Preclinical Aortic Atherosclerosis in Adolescents With Chronic Disease
1. In a large cohort of adolescents, chronic disease was found to be associated with enhanced aortic stiffness and wall thickness compare to controls.
Evidence Rating Level: 2 (Good)
Adolescents with chronic disease are known to be exposed to long term inflammatory abnormalities which can accelerate atherogenesis. Studies have found that adolescents with chronic disorders are known to have an enhanced cardiovascular risk. Nonetheless, it is challenging to detect early atherosclerosis in adolescents. Therefore, there is limited research in this field. As a result, this study aimed to investigate preclinical atherosclerosis in adolescence with chronic diseases using aortic measures.

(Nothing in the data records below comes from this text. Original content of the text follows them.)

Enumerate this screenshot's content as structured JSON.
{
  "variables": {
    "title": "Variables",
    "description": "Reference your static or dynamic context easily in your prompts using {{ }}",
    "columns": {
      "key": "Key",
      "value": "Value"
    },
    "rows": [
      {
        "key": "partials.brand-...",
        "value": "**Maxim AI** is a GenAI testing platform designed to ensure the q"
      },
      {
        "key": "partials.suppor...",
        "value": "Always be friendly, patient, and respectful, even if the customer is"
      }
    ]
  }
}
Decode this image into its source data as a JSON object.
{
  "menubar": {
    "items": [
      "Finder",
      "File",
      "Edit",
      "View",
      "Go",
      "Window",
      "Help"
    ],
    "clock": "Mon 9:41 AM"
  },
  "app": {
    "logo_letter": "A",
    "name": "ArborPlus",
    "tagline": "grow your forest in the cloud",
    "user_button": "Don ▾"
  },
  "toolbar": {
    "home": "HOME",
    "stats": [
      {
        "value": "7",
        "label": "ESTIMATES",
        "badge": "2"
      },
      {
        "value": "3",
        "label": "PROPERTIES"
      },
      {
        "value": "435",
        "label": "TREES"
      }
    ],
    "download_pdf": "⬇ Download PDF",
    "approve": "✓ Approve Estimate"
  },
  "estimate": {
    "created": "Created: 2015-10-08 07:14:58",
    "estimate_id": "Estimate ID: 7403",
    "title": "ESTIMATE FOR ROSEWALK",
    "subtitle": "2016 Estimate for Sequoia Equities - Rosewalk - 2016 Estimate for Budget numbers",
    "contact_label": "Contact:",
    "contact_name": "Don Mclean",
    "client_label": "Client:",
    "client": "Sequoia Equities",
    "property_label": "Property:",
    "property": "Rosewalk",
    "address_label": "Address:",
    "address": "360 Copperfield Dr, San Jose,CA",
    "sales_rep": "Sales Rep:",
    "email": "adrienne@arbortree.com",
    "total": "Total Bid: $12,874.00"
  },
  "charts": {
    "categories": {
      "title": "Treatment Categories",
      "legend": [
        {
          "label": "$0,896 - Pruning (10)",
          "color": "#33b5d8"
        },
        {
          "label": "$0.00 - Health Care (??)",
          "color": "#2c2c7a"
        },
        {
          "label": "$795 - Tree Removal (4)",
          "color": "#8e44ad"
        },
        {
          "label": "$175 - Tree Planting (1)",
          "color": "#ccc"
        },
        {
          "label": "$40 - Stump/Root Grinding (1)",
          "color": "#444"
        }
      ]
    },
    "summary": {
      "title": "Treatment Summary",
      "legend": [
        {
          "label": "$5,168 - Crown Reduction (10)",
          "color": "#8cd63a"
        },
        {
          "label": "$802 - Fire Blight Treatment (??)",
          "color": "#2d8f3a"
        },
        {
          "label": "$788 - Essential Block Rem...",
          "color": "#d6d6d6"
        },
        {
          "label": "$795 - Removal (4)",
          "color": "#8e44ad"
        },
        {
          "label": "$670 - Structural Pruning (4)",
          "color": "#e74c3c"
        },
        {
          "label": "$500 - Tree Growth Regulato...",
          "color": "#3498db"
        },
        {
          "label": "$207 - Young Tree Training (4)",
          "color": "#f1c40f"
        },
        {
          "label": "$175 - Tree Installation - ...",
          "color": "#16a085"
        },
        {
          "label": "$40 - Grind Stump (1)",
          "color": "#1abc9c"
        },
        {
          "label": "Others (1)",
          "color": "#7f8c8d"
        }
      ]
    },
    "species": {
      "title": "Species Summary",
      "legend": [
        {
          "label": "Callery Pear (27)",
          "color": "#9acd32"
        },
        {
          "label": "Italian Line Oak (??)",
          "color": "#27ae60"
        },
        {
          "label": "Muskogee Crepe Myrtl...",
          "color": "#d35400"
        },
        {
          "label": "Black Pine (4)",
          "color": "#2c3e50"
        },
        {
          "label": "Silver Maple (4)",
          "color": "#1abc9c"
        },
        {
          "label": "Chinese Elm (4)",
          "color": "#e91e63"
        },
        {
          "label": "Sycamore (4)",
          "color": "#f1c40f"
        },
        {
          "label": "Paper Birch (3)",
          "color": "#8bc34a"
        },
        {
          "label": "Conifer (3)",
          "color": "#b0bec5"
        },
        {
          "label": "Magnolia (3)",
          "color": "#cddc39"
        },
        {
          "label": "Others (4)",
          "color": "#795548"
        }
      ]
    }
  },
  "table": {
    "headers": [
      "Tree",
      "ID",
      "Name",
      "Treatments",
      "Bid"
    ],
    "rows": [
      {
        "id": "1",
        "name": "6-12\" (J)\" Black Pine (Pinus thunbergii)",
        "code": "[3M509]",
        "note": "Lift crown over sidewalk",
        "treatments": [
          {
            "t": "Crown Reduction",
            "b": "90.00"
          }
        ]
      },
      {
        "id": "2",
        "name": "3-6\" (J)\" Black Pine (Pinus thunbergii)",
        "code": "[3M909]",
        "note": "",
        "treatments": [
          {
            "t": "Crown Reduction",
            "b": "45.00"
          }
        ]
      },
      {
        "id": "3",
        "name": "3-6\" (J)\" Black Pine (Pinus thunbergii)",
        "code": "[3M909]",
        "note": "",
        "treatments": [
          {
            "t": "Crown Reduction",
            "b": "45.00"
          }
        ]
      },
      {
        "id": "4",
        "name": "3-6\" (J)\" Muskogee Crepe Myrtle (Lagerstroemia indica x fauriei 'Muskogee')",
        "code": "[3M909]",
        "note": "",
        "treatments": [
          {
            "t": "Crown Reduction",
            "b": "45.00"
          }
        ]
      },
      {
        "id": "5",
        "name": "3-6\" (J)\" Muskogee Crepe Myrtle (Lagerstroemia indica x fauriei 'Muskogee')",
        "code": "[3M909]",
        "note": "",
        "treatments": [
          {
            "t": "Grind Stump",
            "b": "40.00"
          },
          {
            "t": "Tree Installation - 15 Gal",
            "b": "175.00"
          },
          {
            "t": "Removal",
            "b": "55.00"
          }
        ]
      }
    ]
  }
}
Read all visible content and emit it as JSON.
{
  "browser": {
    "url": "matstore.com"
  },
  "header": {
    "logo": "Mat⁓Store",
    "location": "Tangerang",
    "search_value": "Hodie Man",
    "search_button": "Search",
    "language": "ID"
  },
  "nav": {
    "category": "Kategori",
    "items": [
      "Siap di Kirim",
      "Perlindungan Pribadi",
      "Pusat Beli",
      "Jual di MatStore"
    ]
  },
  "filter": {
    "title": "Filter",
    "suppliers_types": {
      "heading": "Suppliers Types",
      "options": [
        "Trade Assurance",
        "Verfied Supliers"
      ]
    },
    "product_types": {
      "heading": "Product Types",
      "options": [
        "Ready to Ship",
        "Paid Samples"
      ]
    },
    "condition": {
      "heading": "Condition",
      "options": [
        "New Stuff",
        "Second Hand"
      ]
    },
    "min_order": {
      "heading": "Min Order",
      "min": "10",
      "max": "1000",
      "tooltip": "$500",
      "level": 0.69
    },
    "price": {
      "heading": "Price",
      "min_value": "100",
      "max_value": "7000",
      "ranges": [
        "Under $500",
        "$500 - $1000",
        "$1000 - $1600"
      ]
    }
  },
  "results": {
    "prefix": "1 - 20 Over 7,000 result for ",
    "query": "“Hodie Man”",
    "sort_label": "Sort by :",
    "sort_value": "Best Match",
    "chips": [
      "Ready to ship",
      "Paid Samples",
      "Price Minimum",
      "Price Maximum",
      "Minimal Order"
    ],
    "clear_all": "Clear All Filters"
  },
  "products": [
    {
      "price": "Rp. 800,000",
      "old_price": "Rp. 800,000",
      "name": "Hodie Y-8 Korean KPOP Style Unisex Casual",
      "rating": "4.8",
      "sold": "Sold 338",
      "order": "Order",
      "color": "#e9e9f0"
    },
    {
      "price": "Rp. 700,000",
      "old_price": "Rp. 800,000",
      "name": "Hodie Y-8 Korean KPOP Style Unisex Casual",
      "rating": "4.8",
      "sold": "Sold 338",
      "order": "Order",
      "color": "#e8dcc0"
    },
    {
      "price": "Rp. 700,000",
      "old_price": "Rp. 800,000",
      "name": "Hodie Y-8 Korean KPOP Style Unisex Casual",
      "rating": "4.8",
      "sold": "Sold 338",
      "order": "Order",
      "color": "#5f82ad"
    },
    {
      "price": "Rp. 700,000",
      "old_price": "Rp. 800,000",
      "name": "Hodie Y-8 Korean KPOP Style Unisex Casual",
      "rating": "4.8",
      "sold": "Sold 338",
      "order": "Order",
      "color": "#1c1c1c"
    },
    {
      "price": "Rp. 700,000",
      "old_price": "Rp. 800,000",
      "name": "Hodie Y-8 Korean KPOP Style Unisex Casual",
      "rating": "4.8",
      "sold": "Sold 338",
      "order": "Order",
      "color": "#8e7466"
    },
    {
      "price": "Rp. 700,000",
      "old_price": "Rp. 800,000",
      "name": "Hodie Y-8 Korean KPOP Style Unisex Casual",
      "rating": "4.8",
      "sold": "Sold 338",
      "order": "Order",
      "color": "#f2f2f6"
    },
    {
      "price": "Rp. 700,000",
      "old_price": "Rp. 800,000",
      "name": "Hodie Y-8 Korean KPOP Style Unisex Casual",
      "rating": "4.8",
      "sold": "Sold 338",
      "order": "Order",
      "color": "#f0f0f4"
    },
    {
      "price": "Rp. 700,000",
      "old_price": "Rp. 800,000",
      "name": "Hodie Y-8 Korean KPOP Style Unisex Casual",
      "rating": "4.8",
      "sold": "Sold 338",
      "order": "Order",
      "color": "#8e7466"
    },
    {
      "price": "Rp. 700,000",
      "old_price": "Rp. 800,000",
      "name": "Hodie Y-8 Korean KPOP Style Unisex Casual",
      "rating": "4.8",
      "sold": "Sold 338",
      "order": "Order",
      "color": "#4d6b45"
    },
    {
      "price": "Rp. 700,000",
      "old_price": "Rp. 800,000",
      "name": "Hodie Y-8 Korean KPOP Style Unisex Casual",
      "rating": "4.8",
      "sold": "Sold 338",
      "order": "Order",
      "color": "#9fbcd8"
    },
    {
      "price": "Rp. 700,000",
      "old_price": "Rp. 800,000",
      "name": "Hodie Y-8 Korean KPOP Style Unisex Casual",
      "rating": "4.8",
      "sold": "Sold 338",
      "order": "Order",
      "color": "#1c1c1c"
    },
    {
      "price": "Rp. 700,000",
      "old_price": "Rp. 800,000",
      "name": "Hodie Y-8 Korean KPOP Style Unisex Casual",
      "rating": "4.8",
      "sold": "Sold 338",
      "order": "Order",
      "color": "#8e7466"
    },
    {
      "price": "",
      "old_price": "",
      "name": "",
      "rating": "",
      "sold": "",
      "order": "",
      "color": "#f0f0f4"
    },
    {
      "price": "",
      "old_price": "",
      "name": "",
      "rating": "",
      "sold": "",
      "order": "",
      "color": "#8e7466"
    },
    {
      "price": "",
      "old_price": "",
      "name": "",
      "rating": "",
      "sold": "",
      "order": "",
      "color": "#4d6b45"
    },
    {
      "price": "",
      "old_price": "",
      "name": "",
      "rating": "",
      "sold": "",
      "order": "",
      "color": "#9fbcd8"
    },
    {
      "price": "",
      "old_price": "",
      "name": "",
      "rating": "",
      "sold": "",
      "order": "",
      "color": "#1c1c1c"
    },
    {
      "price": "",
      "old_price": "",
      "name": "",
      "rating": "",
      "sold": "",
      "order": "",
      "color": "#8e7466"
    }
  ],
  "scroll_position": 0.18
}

It enrolled 114 adolescents 12 to 18 years old with disorders such as juvenile idiopathic arthritis (n=20), cystic fibrosis (n=24), obesity (n=20), and corrected coarctation of the aorta (n=25). Health adolescents with a corrected atrial septal defect were used as controls (n=25). The study utilized cardiovascular magnetic resonance to assess aortic pulse wave velocity and aortic wall thickness. These are established aortic measures of preclinical atherosclerosis, which was the primary outcome measured in the study. It was found that adolescence in all chronic disease groups demonstrated increased aortic stiffness and higher aortic wall thickness compared with controls (p<0.05). The study concluded that the enhanced aortic pulse wave velocity and aortic wall thickness in patients with chronic disease could indicate accelerated atherogenesis. However, future studies with a larger sample size and long-term follow-up are needed To validate these results.